Jangan pernah berubah. Bahkan untuk setiap tetes darah di atas Bumi. Jangan pernah. Jangan....


"Andreas! Minggir--"

JLEGAARR!!


****

Kawaranai yo, kawarenai yo
Sono kotae ga kikoeru
Ano chikai wa kesenai



Dan tidak akan pernah dapat berubah....
Jawaban dari segala tanya di sorot mata, janji-janji yang pernah terucap di bibir, hingga terpatri perihnya ke dasar hati.
Tidak akan pernah berubah, tidak.


"Bego...!! Lo cari mati ya, barusan?"

"... maaf, Ley... maaf...."

"Yang barusan itu...."

"... baru separuh kekuatan Shiva."

"SEPARUH?!! Dan bisa apa kita ngadepinnya... terlebih lagi... dia...."

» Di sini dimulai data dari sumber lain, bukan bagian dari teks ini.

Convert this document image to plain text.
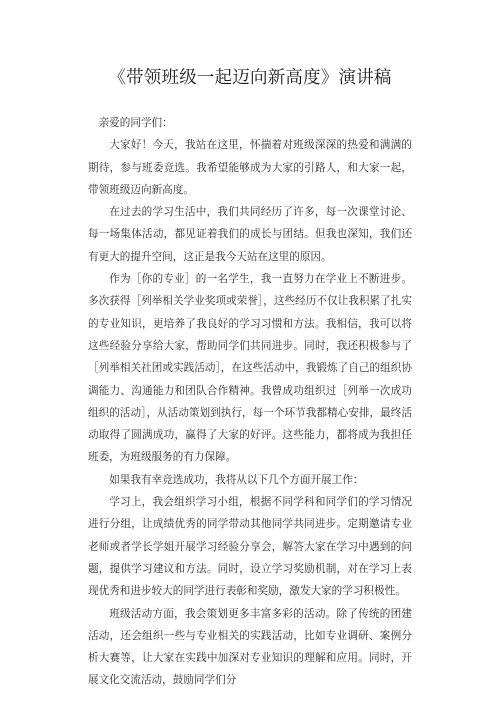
《带领班级一起迈向新高度》演讲稿

亲爱的同学们：

大家好！今天，我站在这里，怀揣着对班级深深的热爱和满满的期待，参与班委竞选。我希望能够成为大家的引路人，和大家一起，带领班级迈向新高度。

在过去的学习生活中，我们共同经历了许多，每一次课堂讨论、每一场集体活动，都见证着我们的成长与团结。但我也深知，我们还有更大的提升空间，这正是我今天站在这里的原因。

作为［你的专业］的一名学生，我一直努力在学业上不断进步。多次获得［列举相关学业奖项或荣誉］，这些经历不仅让我积累了扎实的专业知识，更培养了我良好的学习习惯和方法。我相信，我可以将这些经验分享给大家，帮助同学们共同进步。同时，我还积极参与了［列举相关社团或实践活动］，在这些活动中，我锻炼了自己的组织协调能力、沟通能力和团队合作精神。我曾成功组织过［列举一次成功组织的活动］，从活动策划到执行，每一个环节我都精心安排，最终活动取得了圆满成功，赢得了大家的好评。这些能力，都将成为我担任班委，为班级服务的有力保障。

如果我有幸竞选成功，我将从以下几个方面开展工作：

学习上，我会组织学习小组，根据不同学科和同学们的学习情况进行分组，让成绩优秀的同学带动其他同学共同进步。定期邀请专业老师或者学长学姐开展学习经验分享会，解答大家在学习中遇到的问题，提供学习建议和方法。同时，设立学习奖励机制，对在学习上表现优秀和进步较大的同学进行表彰和奖励，激发大家的学习积极性。

班级活动方面，我会策划更多丰富多彩的活动。除了传统的团建活动，还会组织一些与专业相关的实践活动，比如专业调研、案例分析大赛等，让大家在实践中加深对专业知识的理解和应用。同时，开展文化交流活动，鼓励同学们分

Betsubetsu no michi wo yuku demo kotae wa hitotsu to
Kanashigaru hitomi ni nani mo iezu ni
Uratsuita kono boku wo kesshite kuyamitakunai


"Beruntung kita bisa lolos."

"Yeah... berkat Ndre, sebetulnya...."

"... Ndre...?"


Kawaranai de, kawaranai de
Kono mune mo sakenderu
Kimi mo ima dokoka wo hashiri tsuzukeru



Ke mana pun, di mana pun, jangan pernah....
Hingga aku tiba di tempatmu kelak, maka jangan pernah....


"Jangan khawatir. Biar gue sendiri... yang maju ngelawan Shiva nantinya."